Найденыш, сжимая заступ, словно пику, в два шага оказался подле деревца, вздохнул раз-другой, будто готовясь прыгнуть в стремнину, и воткнул лезвие в дерн. Подрезал, подцепил пальцами, рванул вверх и в сторону. Открылась мертвенно-серая лесная почва, переплетенья белесых корней, жучки-червячки.
Дитрих бросил заступ назад Якобу.
– Здесь копайте, – сказал.
Мужики переглянулись хмуро, но возразить не посмели, вонзили заступы. Работали сосредоточенно, хекая, рубя инструментом пронизанную корешками землю и отбрасывая ее в сторону, влево и вправо от ямы.
Долго копать не пришлось: заступ скрежетнул, хрупнул – и Якоб Зевота икнул и встал на полусогнутых. Якоб Хольцер же пробормотал: «Пресвятая Богородица, хрен мне в глотку…» – и дернул рукою, словно собираясь перекреститься.
Махоня, вслед за Дитрихом и Уго Кирхсратеном, подошел поближе. Из-под земли на него щерился череп со струпьями сохранившейся кое-где кожи и клочьями свалявшихся белокурых волос.
– Похоже, – сказал Кирхсратен, глядя то на череп, то на Дитриха, – похоже, вы, господин, только что нашли Магду Флосс.
И Махоня заметил, что взгляд его сделался не по-хорошему оценивающим.
* * *
Когда оба Якоба, бросив заступы у камня, вместе с Уго Кирхсратеном отправились скорым шагом в сторону города за повозкой, чтоб перевезти кости покойной Магды Флосс на освященную церковную землю, Утер Махоня наконец обрел голос.

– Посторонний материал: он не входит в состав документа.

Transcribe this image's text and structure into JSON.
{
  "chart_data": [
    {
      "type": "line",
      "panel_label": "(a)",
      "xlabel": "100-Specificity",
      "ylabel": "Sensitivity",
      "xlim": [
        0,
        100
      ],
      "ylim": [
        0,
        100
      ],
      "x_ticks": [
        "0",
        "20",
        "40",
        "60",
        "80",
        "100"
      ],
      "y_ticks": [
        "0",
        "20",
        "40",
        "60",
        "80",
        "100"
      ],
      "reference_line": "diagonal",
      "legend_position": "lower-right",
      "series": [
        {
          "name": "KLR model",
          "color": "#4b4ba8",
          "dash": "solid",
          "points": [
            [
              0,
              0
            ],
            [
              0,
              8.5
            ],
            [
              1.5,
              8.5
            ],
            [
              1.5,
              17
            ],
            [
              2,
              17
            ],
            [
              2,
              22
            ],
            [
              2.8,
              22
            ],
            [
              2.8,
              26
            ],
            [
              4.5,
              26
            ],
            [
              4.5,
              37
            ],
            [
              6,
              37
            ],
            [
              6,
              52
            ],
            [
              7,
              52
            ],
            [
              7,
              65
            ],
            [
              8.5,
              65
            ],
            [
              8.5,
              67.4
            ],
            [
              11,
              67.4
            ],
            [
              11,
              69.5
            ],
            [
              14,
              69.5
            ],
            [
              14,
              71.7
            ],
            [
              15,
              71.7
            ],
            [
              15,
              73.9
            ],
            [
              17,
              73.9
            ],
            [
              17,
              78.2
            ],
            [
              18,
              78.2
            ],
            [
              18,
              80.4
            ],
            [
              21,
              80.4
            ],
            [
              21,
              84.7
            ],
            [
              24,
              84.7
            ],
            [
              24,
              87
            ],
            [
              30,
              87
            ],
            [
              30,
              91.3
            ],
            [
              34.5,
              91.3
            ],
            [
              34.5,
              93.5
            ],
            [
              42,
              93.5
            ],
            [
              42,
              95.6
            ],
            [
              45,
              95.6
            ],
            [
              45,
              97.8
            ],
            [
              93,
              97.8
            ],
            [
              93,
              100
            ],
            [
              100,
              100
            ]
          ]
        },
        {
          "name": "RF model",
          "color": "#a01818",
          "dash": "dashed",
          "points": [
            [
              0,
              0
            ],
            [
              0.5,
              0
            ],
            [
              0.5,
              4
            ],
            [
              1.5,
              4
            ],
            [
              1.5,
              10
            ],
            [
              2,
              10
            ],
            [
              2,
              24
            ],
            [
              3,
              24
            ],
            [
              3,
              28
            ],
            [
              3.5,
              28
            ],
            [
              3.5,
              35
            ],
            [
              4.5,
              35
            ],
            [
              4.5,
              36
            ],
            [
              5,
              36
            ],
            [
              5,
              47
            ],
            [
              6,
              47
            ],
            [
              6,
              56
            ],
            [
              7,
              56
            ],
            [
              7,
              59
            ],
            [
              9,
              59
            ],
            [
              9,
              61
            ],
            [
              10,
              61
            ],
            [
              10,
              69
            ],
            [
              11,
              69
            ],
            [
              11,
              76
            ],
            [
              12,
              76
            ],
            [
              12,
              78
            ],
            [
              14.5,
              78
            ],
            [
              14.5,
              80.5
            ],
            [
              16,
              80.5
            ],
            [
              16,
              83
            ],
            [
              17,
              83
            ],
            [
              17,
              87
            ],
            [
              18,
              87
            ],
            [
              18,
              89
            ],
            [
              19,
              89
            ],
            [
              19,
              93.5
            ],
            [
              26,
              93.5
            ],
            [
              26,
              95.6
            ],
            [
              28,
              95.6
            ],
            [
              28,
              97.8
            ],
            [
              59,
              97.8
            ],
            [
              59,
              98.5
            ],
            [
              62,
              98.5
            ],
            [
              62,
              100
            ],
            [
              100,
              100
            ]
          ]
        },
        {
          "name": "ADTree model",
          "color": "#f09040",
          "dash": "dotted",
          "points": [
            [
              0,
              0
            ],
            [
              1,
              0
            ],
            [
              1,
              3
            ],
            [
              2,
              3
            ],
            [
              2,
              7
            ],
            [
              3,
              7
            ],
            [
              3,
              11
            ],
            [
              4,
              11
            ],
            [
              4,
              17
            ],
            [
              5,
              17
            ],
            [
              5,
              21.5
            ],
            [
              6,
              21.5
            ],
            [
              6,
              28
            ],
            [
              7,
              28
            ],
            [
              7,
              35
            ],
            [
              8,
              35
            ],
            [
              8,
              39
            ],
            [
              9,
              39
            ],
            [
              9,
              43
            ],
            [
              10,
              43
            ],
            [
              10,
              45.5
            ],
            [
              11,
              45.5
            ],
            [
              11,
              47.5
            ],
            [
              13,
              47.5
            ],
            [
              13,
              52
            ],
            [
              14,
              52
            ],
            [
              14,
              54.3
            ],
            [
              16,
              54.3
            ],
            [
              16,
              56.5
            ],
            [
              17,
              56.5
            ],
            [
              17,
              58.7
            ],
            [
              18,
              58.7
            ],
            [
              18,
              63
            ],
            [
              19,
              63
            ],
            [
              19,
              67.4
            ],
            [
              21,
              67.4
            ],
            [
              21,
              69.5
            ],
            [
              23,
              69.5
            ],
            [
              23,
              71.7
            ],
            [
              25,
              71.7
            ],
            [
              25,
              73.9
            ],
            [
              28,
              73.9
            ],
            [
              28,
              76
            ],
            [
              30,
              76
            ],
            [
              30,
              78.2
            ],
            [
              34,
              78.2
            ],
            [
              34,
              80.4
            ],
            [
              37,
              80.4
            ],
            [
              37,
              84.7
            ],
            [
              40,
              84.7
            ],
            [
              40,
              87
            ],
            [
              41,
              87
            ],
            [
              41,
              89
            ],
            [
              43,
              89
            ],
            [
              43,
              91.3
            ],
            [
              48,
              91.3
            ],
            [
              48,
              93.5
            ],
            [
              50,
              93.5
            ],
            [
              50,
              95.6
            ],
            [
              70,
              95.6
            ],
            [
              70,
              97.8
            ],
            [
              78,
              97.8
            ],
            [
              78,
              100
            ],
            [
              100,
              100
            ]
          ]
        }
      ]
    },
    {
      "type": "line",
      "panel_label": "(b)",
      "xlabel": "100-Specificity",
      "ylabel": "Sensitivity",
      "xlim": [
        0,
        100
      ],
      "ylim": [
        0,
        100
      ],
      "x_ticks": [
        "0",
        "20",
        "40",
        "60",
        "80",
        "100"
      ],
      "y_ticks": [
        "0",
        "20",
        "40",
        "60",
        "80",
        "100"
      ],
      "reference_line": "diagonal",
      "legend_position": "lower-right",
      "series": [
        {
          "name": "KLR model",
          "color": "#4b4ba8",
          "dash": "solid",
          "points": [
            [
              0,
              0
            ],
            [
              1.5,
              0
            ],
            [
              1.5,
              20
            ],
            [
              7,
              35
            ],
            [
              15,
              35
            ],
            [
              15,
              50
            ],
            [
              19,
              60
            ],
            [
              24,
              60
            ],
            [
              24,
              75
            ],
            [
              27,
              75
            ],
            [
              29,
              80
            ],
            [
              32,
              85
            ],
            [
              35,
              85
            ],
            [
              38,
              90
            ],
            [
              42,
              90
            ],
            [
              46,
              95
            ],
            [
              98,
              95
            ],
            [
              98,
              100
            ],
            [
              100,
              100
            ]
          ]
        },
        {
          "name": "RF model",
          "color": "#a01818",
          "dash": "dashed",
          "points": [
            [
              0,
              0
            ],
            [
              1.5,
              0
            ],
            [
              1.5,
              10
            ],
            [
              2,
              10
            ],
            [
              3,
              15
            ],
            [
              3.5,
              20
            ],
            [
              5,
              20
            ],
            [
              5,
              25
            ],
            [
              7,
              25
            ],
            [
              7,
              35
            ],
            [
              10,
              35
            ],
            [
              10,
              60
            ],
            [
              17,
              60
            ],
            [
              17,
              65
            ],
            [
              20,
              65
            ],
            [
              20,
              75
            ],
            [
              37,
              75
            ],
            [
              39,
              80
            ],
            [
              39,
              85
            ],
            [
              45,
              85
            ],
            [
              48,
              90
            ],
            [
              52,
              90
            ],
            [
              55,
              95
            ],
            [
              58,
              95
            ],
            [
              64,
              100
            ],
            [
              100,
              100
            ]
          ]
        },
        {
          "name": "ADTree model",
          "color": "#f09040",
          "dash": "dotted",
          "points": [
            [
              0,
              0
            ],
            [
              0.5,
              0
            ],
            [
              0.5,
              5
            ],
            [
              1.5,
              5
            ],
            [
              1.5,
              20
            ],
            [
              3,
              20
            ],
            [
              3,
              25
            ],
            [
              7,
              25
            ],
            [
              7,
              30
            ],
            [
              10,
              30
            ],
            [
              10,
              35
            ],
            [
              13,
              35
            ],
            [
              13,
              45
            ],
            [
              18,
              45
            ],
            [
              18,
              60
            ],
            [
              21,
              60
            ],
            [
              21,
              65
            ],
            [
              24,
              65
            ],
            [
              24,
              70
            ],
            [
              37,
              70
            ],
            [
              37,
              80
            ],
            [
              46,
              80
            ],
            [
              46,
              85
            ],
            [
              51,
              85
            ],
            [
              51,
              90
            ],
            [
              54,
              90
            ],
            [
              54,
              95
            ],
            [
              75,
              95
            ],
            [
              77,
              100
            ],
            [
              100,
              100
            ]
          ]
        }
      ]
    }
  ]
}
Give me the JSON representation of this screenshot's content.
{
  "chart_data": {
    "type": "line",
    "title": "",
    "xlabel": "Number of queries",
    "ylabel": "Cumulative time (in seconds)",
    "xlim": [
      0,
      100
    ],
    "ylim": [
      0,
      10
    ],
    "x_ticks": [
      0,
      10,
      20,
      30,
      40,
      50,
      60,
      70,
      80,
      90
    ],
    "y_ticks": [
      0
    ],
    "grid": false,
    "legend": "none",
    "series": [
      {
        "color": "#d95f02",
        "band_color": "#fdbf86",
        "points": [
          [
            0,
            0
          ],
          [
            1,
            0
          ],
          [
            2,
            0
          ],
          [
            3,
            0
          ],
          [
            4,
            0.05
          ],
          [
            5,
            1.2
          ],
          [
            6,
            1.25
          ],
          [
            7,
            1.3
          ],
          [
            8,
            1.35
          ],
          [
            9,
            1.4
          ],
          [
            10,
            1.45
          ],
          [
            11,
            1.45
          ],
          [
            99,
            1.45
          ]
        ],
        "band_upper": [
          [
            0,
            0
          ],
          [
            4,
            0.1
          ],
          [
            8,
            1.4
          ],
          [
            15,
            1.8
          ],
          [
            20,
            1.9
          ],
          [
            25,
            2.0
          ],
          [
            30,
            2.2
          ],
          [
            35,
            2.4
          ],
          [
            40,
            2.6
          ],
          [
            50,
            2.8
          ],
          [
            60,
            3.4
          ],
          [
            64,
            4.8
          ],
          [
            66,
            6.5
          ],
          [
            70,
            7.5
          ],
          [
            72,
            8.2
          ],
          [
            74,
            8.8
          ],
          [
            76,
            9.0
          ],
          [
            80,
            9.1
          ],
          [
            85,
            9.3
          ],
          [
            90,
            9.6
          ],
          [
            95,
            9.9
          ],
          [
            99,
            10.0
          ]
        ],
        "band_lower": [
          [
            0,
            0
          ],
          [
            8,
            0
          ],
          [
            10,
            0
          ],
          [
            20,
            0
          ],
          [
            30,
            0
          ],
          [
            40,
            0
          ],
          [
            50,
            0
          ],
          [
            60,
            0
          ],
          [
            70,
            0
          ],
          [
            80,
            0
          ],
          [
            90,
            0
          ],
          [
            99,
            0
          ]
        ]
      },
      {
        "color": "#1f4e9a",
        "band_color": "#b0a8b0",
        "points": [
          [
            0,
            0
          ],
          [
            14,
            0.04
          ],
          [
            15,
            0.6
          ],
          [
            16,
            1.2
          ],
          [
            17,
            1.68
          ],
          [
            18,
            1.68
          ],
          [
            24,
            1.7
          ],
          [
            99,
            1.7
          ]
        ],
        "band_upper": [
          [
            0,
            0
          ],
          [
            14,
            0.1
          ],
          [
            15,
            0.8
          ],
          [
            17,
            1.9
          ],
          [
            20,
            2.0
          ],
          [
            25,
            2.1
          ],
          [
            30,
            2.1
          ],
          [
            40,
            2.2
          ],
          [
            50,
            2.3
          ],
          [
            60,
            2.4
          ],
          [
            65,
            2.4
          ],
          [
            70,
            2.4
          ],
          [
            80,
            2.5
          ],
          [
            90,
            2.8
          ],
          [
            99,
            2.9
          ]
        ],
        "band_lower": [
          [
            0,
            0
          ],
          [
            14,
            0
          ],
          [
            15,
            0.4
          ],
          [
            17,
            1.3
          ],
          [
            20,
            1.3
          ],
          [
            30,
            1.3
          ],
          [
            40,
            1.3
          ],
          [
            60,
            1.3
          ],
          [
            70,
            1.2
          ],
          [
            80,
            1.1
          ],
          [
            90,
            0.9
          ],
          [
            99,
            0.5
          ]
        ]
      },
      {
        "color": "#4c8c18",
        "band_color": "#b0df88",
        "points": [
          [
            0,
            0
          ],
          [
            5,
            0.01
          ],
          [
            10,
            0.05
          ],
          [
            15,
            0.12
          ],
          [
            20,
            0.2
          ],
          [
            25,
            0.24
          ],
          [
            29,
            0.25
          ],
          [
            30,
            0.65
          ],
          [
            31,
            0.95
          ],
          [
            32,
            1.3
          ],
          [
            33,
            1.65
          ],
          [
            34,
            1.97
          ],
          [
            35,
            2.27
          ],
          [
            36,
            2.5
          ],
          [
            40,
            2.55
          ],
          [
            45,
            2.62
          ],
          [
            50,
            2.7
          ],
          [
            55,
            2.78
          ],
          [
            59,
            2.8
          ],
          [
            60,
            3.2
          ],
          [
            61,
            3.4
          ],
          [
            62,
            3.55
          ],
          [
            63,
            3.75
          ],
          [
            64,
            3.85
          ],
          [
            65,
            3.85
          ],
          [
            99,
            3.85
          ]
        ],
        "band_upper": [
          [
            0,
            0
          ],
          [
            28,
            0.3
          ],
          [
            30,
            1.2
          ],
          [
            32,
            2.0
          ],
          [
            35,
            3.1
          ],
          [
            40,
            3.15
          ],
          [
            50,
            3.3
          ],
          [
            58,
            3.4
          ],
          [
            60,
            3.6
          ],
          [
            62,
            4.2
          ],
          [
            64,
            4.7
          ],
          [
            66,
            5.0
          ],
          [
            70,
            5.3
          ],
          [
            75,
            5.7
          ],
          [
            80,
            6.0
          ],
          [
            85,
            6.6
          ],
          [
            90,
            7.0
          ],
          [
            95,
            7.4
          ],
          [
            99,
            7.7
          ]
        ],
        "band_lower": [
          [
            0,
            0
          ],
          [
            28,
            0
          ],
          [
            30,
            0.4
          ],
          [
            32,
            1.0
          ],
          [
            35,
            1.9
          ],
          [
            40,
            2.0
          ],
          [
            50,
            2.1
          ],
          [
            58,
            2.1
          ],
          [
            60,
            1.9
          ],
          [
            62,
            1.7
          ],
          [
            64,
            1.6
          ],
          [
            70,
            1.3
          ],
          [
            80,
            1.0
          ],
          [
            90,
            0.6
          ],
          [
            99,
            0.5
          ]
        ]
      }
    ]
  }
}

– Как вы догадались, господин Дитрих? – проговорил, заранее страшась возможного ответа.
И страшился не зря, поскольку Найденыш, глядя не на него, а на кости в раскопанной могиле, ответил:
– Порой, Утер, у меня бывают… – он замялся. – Назову их «видениями» – слово не слишком погрешит против истины.
Перевел взгляд на помертвевшего Махоню, усмехнулся грустно:
– Не бойся, никакой бесовщины. Это… даже не дар – подарок. Хоть я и не знаю, чем за подобный подарок отдариваться. Просто я чувствую присутствие колдовства или сил нечеловеческих.
Махоня облизнул сухие губы.
– И что же… – начал, не зная, о чем хотел спросить.
Но Дитрих только улыбнулся:
– Полагаю, мне нынче понадобится свидетель. А бывший жак в таком деле куда лучше темного бедняка.
Он вынул нож, коротким экономным движением рассек ладонь (кап-кап-кап, упали тяжелые темные капли), потом ухватил за руку и вздохнуть не успевшего Утера, ткнул острием в ладонь, чуть ниже внутренней части запястья. Крепко сжал – рана к ране – руку студиозуса-недоучки.